In a Facebook post, the Brisbane-based tenant shared a screenshot of the agent's message, which thanked her for "returning the property in really good condition", but added a caveat that she had to change a light bulb before the bond could be "finalised".
The post, in a group for renters, divided opinion about a seemingly trivial yet common issue for renters: who takes on the responsibility of replacing fixtures such as light bulbs, especially at the end of a tenancy?
Members of the group were at odds over whether tenant or landlord is responsible for changing light bulbs in a rental property.
"Who's to say the light wasn't working the night before? Ridiculous!" someone commented, while another member opined: "It's not actually that ridiculous. Everything needs to be in working order. If it's not working, you need to fix it before leaving or pay for it to be fixed. They have to request you to fix it because you are liable for it. Yes even a light bulb unfortunately."
Some members of the group said they would be grateful if they received such a message from their real estate agent. "I mean they could have sent you the bill to pay an electrician to change it like many do. To me, I think they have been fair to allow you to do it yourself instead of just charging an exorbitant amount," one member commented.
Others shared their own experiences, with one fellow renter writing, "The real estate for the last property I rented tried to charge me $175 to get an electrician to go and put in 3 spotlight bulbs on the outside of the property.
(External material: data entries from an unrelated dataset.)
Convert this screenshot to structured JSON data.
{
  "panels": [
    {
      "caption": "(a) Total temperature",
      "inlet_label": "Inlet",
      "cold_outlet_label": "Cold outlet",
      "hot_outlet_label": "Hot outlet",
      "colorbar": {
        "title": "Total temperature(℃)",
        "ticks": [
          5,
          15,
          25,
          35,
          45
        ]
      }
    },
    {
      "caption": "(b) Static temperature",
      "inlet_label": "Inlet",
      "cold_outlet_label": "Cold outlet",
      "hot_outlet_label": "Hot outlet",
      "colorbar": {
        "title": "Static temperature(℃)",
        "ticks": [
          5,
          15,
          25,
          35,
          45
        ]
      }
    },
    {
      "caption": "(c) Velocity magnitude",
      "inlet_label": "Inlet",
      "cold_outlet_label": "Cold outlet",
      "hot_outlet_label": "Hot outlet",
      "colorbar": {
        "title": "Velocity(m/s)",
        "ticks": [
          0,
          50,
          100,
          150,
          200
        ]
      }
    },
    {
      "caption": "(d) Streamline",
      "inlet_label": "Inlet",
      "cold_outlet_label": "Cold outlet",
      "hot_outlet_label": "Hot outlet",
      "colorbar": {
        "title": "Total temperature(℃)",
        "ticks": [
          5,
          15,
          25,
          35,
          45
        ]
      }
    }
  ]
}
We did it ourselves and it cost us $21."
A property agent speaking in anonymity to Yahoo News Australia said that while it may not always be the case, tenants are usually asked to replace things such as light bulbs when they leave a rental property.
"I can't speak for everyone, but I do know that we do ask tenants to replace light bulbs if they have gone out," the agent said, adding that the request is nothing unusual.
While the property should be handed to the tenant with all the light bulbs working at the start of a lease, the agent explained that if a light bulb needs changing it is generally the tenant's responsibility.
According to the Residential Tenancy Authority (RTA), any arrangements about light bulbs should be included in special terms of a tenancy agreement as the supply and replacement of light bulbs is not specified in the Residential Tenancies and Rooming Accommodation Act 2008.
"Generally, the property manager/owner may be responsible for maintaining specialised bulbs and the tenant may be responsible for the replacement of everyday bulbs," the act states. "If changing a bulb requires specialist knowledge or equipment, it may be part of the property manager/owner's responsibility to maintain the property."